Using the Power of an SME to Achieve Tactical and Environmental Advantages
“Made in Germany” Refocused
Mechatronics manufacturer VINCORION is entering the new year with an even stronger focus, a new investor, and a new federal government in Germany with different defense policy priorities. Speaking with Insights, Managing Director Dr. Stefan Stenzel revealed what he expects from 2022 and where the company is headed.
Looking back is one of those things – even if you direct all your energy forward, it still helps to reflect on the past when making important decisions. We’ve now made it through the second year of the pandemic, with its impact on supply chains and investments. We handled it extremely well. The same applies to the expansion of our site in the United States. Last but not least, as a company we increased our focus on the defense market and on power management technologies. There were good reasons for this.
Back to Our Roots as an SME
Over the past years of the company’s development, it became clear that VINCORION wasn’t able to exploit the potential of the large JENOPTIK Group because so-called ESG investors didn’t support our business. With STAR Capital LLP as our new owner, we now have a partner with experience in the defense market who will support us with more than just capital. For our customers around the world, for national and European procurement projects, this means that they can continue to count on mechatronic solutions “Made in Germany.” In addition, we are consolidating the expertise of our three sites within a new organizational structure. Alongside our technological focus on electronic engineering, mechanical systems, and control technology, we are now also systematically expanding our repair and spare parts business. This also means that we continue to take service around the technologies into consideration from the very beginning – from development to training, MRO, and the next generation of the product. This also makes us a high-performance, manufacturer-agnostic service hub for international companies supplying large-scale equipment to the German Armed Forces.
Conserving Resources as a Tactical Advantage
I believe that a clear technological focus in the coming years will be on more energy-efficient, resource-friendly solutions for defense.
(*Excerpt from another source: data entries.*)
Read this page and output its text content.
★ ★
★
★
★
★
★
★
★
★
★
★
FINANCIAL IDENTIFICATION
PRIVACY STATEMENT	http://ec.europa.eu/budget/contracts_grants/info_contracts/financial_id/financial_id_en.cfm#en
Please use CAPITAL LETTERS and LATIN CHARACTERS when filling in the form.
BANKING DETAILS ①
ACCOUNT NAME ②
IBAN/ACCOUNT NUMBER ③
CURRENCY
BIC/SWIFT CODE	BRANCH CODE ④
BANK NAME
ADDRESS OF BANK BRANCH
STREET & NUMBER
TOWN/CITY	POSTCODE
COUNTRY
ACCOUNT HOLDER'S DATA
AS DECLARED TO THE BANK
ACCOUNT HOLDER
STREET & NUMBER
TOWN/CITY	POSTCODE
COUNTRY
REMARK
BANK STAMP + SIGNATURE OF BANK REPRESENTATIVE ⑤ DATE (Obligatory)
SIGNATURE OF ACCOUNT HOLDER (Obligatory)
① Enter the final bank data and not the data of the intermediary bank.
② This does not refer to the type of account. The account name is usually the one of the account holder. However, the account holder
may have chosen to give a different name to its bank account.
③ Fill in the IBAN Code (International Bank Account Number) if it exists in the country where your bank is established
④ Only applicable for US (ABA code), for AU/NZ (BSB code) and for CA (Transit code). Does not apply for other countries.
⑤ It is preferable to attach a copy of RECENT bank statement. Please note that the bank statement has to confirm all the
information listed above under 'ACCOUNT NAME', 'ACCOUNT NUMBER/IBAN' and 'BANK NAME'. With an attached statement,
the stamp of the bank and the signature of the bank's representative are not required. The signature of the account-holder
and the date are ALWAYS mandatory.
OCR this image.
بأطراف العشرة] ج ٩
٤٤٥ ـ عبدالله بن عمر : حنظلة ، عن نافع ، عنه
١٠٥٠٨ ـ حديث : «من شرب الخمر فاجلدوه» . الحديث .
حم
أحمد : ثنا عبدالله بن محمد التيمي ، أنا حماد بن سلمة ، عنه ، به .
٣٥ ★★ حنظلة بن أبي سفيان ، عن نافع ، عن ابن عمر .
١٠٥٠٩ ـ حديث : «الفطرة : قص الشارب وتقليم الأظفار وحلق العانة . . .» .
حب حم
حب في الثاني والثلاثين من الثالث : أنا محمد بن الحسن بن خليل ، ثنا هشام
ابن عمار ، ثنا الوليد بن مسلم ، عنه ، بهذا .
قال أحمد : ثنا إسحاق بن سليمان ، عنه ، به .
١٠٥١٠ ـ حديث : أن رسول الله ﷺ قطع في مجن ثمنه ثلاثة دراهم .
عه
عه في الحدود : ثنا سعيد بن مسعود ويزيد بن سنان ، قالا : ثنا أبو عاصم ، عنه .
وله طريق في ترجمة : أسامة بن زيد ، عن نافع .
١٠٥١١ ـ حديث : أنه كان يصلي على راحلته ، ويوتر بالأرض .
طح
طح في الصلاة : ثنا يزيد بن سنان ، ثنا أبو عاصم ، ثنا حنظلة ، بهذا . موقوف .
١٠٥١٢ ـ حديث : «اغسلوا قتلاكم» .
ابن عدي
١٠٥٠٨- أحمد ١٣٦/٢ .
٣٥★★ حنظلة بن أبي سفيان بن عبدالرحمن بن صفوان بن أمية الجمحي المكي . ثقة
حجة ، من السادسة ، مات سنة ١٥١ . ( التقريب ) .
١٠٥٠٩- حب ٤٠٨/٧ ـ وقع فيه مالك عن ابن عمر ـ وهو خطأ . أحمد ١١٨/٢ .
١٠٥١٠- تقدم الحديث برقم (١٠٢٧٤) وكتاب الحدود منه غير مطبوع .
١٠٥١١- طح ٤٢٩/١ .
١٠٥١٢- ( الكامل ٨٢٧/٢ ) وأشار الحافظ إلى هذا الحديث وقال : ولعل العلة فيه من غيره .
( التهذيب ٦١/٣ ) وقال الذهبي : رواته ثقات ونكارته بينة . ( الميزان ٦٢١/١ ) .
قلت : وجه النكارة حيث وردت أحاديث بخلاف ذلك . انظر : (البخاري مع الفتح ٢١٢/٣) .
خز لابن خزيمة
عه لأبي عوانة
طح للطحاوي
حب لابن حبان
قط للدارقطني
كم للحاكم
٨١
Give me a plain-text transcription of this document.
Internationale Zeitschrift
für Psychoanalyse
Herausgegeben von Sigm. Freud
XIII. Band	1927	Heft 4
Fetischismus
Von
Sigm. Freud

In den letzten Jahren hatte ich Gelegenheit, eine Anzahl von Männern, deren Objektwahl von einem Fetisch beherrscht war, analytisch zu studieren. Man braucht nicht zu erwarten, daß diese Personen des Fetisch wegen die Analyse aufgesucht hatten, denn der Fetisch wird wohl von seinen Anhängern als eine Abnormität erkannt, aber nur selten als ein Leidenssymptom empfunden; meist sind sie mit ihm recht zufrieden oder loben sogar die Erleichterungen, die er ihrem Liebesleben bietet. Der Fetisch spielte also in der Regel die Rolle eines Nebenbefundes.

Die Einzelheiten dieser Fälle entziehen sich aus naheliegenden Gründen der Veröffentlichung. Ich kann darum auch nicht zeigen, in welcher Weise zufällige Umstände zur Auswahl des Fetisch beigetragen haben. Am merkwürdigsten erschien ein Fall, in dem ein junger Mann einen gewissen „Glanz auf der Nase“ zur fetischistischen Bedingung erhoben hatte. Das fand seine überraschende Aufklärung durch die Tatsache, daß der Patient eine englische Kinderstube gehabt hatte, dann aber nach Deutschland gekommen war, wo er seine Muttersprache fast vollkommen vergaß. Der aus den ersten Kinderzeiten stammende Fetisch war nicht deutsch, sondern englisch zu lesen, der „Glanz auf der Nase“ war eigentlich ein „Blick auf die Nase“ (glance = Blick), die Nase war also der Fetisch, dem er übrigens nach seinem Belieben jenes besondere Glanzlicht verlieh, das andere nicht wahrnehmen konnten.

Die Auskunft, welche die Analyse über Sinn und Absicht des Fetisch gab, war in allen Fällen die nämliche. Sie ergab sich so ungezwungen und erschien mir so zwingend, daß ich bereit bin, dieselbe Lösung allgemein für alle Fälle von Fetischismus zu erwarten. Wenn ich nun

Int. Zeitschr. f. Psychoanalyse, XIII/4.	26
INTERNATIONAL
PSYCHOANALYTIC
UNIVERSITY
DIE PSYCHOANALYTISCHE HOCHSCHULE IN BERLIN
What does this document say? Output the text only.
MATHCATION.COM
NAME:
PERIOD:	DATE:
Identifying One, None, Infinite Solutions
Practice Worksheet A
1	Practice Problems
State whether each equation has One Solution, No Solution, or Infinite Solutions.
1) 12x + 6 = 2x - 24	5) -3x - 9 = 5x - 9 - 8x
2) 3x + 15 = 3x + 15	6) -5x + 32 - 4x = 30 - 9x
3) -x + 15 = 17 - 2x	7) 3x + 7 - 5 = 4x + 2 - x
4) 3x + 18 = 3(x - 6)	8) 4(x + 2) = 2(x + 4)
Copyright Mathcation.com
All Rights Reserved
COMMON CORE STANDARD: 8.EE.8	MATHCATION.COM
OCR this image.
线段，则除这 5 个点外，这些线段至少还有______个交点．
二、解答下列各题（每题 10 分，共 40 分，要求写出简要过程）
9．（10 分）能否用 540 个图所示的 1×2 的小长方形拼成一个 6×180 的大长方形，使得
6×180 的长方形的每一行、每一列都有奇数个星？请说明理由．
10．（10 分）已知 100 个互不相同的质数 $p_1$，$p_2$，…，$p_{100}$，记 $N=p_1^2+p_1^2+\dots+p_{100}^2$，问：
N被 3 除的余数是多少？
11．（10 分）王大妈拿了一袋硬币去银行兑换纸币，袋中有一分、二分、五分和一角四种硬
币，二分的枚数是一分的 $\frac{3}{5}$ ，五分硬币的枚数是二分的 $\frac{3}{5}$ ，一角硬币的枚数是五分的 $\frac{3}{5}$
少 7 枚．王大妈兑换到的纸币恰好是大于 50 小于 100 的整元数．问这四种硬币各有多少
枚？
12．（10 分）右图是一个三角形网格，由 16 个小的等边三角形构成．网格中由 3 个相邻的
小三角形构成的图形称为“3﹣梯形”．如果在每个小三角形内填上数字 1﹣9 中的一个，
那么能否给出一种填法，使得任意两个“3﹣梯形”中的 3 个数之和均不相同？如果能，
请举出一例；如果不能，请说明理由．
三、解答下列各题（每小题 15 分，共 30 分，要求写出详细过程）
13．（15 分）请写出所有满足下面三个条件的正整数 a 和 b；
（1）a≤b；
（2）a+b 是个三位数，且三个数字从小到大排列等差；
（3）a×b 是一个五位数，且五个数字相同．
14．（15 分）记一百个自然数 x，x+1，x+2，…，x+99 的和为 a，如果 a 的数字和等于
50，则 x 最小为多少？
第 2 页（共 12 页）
After all, the discussion about and effects of climate change also extend to the field of security policy. Decarbonization is the key concept in this regard. And this is far from a utopian vision of solar-powered tanks and electric submarines. Supercapacitors, self-sufficient and efficient power sources, hybrid power systems, exhaust aftertreatment systems, and smart obsolescence management already exist for some platforms. This includes, for example, our gensets, the hybrid Patriot genset, or the development of a portable power system with a fuel cell module. All of these solutions create a strategic advantage in the field – through greater range, higher electrical performance, improved availability and lower life-cycle costs.
Defense Policy Matters on Paper and in Reality
Germany’s new federal government now gives us the opportunity to make progress on greening the military while investing in defense and armament as a whole. It wasn’t surprising that defense and security policy weren’t a focal point during the election campaign and the formation of the new government. Christine Lambrecht, Germany’s new Minister of Defense, will have to address the stabilization of the key defense technologies defined by the German government and the German defense industry’s concerns about its survival. The government needs to create the policy framework so that we aren’t at a disadvantage in international competition. In addition, with such strict arms control, companies active in the defense sector must at least be able to count on predictability and reliability on the domestic market. This requires a clear political decision to move forward with long overdue procurement projects such as the second batch of Puma aircraft, the heavy transport helicopter, and the successor to the Tornado, but also clear signals on joint European projects such as FCAS, on equipping the German Armed Forces, and on the NATO alliance. I am pleased that many of these points are reflected in the new government’s coalition agreement, and I remain confident that they will actually be put into practice.